İlhan, Evra'ya yaklaştı. Ona uzunca baktıktan sonra onun gerçekten iyi olduğunu düşündü. "Peki, önce üzerini değiştirelim... Ben Kadir ve Kemal'e yakınlardaki bir köyden senin için kıyafet getirmelerini söyledim. Birazdan gelirler."

"Onlar nasıl İlhan? Onları atlattığım için bana çok kızdılar mı?" diye sordu Evra mahçup bir ifadeyle.

Genç adam, Evra'nın Kemal, Kadir ve Mustafa'dan bahsettiğini anlamıştı. Yüzünü buruşturup gözlerini kaçırdı. "Biraz kızdılar. Ama sonra çok pişman oldular... Senin oyuna getirildiğini fark edemedikleri için kendilerini yol boyunca suçladılar..."

Evra, bunları onlara yaşattığı için çok üzüldü. Yüzünü astı. "Onlardan özür dilemeliyim."

"Onlar da senden özür dilemek için bekliyorlar."

O sırada kapı tıklandı ve ikisi de başını kapıya doğru çevirdi. Rezzan kadın elinde eski bir çantayla içeriye girdi. "Bunu senin adamların bıraktı İlhan."

İlhan, yataktan kalkıp çantayı aldı hemen. "Sağ olasın."

Rezzan kadın her zaman olduğu gibi hiçbir şey söylemeden çıktı dışarıya.

"Kıyafetler geldi- İlhan o sırada çantayı yatağın kenarına bırakıyordu- Sana layık değiller ama bir süreliğine idare edeceksin."
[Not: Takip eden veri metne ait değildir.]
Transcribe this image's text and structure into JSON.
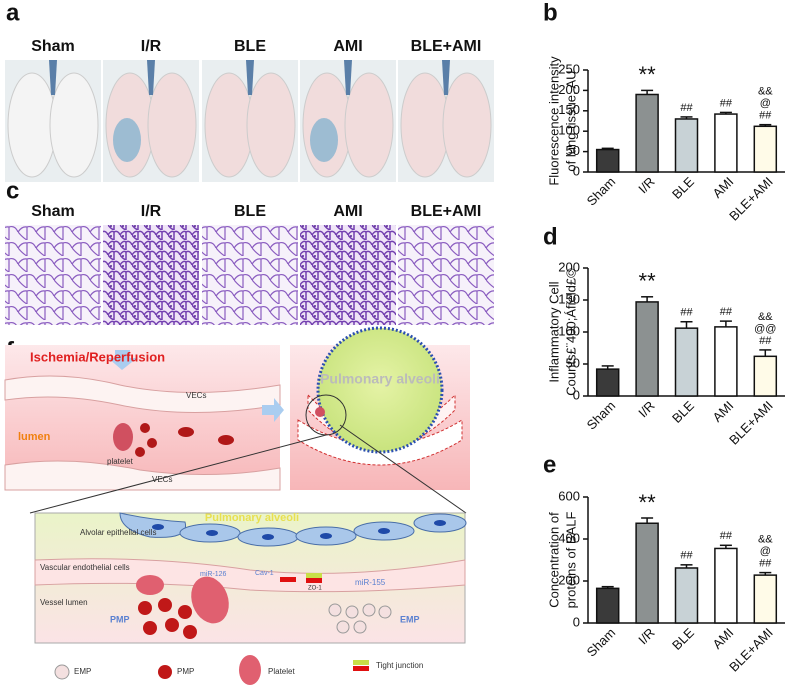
{
  "panel_labels": [
    "a",
    "b",
    "c",
    "d",
    "e",
    "f"
  ],
  "photos": {
    "labels": [
      "Sham",
      "I/R",
      "BLE",
      "AMI",
      "BLE+AMI"
    ]
  },
  "histology": {
    "labels": [
      "Sham",
      "I/R",
      "BLE",
      "AMI",
      "BLE+AMI"
    ]
  },
  "diagram": {
    "top_left": {
      "title": "Ischemia/Reperfusion",
      "vecs_top": "VECs",
      "lumen": "lumen",
      "platelet": "platelet",
      "vecs_bottom": "VECs"
    },
    "top_right": {
      "alveoli": "Pulmonary alveoli"
    },
    "detail": {
      "alveoli": "Pulmonary alveoli",
      "epithelial": "Alvolar epithelial cells",
      "endothelial": "Vascular endothelial cells",
      "vessel": "Vessel lumen",
      "pmp": "PMP",
      "mir126": "miR-126",
      "cav1": "Cav-1",
      "zo1": "ZO-1",
      "mir155": "miR-155",
      "emp": "EMP"
    },
    "legend": [
      "EMP",
      "PMP",
      "Platelet",
      "Tight junction"
    ]
  },
  "chart_data": [
    {
      "type": "bar",
      "ylabel": [
        "Fluorescence intensity",
        "of lung tissue, AU"
      ],
      "categories": [
        "Sham",
        "I/R",
        "BLE",
        "AMI",
        "BLE+AMI"
      ],
      "values": [
        55,
        190,
        130,
        142,
        112
      ],
      "errors": [
        3,
        10,
        5,
        4,
        4
      ],
      "colors": [
        "#3a3a3a",
        "#8c9191",
        "#c8d2d6",
        "#ffffff",
        "#fffbe8"
      ],
      "annotations": [
        [],
        [
          "**"
        ],
        [
          "##"
        ],
        [
          "##"
        ],
        [
          "&&",
          "@",
          "##"
        ]
      ],
      "ylim": [
        0,
        250
      ],
      "yticks": [
        0,
        50,
        100,
        150,
        200,
        250
      ]
    },
    {
      "type": "bar",
      "ylabel": [
        "Inflammatory Cell",
        "Counts£¨400;Áfield£©"
      ],
      "categories": [
        "Sham",
        "I/R",
        "BLE",
        "AMI",
        "BLE+AMI"
      ],
      "values": [
        42,
        147,
        106,
        108,
        62
      ],
      "errors": [
        5,
        8,
        10,
        9,
        10
      ],
      "colors": [
        "#3a3a3a",
        "#8c9191",
        "#c8d2d6",
        "#ffffff",
        "#fffbe8"
      ],
      "annotations": [
        [],
        [
          "**"
        ],
        [
          "##"
        ],
        [
          "##"
        ],
        [
          "&&",
          "@@",
          "##"
        ]
      ],
      "ylim": [
        0,
        200
      ],
      "yticks": [
        0,
        50,
        100,
        150,
        200
      ]
    },
    {
      "type": "bar",
      "ylabel": [
        "Concentration of",
        "proteins of BALF"
      ],
      "categories": [
        "Sham",
        "I/R",
        "BLE",
        "AMI",
        "BLE+AMI"
      ],
      "values": [
        165,
        475,
        262,
        355,
        228
      ],
      "errors": [
        8,
        25,
        15,
        15,
        12
      ],
      "colors": [
        "#3a3a3a",
        "#8c9191",
        "#c8d2d6",
        "#ffffff",
        "#fffbe8"
      ],
      "annotations": [
        [],
        [
          "**"
        ],
        [
          "##"
        ],
        [
          "##"
        ],
        [
          "&&",
          "@",
          "##"
        ]
      ],
      "ylim": [
        0,
        600
      ],
      "yticks": [
        0,
        200,
        400,
        600
      ]
    }
  ]
}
"Merak etme ben idare ederim. Hadi sen onu şuraya bırak ve odadan çık, ben üstümü değiştiririm."

İlhan, anlamayarak kaşlarını kaldırdı. "Niye dışarıya çıkıyorum ben?" diye sordu hayretle.

Evra, İlhan'a cevap vermeden önce üzerindekilere dikkat etti. Üzerindeki gömlek bir erkek gömleği miydi? Peki ya pantolon? Aman Allah'ım hangi ara üzeri değiştirilmişti? Kim değiştirmişti? Rezzan kadının değiştirmiş olmasını dua etti.
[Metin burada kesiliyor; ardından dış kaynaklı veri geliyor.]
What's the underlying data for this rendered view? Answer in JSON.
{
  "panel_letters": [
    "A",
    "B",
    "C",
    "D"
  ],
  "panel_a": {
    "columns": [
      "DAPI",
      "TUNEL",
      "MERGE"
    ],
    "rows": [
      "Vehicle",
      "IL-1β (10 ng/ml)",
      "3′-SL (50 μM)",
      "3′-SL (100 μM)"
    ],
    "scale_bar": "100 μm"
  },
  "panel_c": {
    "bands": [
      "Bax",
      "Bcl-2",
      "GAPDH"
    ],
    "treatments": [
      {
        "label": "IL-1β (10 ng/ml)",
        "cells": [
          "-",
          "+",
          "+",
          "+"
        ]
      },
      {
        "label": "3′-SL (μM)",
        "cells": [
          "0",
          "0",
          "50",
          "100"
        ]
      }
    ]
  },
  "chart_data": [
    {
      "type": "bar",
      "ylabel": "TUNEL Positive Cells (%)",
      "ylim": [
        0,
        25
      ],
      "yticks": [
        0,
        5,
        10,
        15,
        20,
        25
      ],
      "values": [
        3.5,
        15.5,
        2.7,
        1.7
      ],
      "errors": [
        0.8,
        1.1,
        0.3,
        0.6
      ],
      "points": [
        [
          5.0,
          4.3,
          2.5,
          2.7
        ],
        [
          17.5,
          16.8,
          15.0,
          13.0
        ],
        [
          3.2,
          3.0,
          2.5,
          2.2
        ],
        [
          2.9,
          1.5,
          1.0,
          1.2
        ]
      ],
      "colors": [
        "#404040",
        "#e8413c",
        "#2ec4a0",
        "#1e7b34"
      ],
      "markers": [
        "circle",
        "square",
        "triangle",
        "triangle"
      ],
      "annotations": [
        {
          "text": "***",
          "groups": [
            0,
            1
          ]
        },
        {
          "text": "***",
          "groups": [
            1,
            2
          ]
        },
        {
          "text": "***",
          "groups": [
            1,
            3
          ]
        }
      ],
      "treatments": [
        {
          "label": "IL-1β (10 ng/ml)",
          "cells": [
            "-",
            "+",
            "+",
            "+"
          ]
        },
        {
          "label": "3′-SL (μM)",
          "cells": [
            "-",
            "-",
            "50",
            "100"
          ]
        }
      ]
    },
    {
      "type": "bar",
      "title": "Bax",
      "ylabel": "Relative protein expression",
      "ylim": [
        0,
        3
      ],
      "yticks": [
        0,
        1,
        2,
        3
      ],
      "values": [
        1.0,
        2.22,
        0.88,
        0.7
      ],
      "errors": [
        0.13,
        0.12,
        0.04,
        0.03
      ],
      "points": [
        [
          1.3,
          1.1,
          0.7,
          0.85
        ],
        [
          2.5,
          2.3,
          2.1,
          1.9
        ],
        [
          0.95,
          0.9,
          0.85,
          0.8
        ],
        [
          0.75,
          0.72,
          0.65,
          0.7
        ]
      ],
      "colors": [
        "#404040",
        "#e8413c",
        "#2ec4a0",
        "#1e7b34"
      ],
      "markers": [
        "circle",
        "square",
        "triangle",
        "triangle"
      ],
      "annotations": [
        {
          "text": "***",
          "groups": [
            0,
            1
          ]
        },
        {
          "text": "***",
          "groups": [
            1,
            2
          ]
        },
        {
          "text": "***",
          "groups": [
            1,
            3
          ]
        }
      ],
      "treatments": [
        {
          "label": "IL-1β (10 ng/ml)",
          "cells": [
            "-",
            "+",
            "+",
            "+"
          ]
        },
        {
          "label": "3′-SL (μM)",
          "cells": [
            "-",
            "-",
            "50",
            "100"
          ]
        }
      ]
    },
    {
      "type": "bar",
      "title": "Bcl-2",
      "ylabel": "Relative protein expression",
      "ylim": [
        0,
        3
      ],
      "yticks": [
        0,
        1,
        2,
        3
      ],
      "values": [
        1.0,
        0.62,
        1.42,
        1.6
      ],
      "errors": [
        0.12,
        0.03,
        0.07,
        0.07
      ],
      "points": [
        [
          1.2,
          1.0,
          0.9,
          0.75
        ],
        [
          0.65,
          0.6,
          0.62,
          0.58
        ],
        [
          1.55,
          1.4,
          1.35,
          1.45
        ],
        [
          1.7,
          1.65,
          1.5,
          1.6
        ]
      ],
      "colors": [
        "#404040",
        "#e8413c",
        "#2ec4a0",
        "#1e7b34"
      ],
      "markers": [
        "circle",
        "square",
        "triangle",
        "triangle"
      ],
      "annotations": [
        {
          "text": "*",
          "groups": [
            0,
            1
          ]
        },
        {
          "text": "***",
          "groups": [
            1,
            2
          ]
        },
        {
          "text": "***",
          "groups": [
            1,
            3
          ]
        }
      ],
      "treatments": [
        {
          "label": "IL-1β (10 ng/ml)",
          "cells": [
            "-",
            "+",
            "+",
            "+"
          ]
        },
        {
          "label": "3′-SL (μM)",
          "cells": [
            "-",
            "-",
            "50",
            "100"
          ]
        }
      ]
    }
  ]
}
"B-bu üstümdekileri k-kim..." diye sormaya çalıştı ama İlhan muzip bir gülümsemeyle sözünü kesti. "Üstündekiler benim kıyafetlerim."

"A-ama Rezzan kadın değiştirdi değil mi?"
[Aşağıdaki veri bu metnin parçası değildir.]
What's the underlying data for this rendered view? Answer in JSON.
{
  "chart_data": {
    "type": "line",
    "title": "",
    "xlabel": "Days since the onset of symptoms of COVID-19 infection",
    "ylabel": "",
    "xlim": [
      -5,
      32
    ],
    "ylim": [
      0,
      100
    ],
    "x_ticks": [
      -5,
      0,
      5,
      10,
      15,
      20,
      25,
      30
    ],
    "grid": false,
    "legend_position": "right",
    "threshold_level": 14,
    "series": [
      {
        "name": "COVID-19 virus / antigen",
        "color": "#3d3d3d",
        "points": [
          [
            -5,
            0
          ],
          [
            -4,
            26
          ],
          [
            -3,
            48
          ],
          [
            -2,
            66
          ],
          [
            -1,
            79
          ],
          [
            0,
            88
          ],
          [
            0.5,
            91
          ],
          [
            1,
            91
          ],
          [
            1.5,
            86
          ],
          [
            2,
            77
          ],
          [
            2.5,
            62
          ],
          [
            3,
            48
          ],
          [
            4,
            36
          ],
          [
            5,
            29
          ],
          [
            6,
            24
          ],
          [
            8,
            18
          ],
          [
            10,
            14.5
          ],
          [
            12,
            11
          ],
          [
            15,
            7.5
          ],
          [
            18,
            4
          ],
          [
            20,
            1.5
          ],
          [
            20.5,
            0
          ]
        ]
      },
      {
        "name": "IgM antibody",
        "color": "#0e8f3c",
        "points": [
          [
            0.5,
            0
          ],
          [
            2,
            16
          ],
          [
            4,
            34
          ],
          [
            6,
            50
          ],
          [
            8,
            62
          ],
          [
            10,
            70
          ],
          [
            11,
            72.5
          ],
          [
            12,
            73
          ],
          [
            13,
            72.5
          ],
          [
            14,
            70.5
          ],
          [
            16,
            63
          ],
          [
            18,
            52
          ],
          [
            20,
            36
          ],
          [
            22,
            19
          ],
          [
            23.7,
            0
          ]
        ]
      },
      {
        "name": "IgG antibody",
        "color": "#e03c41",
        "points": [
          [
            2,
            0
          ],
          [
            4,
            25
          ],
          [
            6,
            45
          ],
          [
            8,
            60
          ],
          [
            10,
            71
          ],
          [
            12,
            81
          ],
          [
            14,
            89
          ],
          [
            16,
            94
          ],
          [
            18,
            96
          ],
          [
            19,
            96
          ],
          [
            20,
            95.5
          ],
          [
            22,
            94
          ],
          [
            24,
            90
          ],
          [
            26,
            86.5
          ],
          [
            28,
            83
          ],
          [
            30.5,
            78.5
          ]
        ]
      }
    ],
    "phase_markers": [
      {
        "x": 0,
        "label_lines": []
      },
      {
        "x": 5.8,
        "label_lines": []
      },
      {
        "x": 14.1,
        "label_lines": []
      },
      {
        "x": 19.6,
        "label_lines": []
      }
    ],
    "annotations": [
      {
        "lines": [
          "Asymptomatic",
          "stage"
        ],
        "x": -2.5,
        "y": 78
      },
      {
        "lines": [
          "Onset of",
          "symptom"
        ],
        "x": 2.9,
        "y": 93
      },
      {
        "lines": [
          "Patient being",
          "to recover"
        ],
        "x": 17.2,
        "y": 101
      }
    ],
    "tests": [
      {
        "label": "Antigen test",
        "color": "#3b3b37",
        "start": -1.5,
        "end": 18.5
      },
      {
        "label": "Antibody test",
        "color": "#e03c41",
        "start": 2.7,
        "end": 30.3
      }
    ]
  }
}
İlhan, yüzündeki ifadeyle Evra'yı kızdırmaya başladığını hissetti. "Ben değiştirdim." Bu sözleri söyledikten sonra karşısında eski Evra'yı gördü aniden. Karısı kaşlarını çatmış gözleriyle ona ateş açıyordu.

"Ne dedin?"

"Ormanın ortasında senin ıslak elbiseni değiştirebilecek başka biri yoktu."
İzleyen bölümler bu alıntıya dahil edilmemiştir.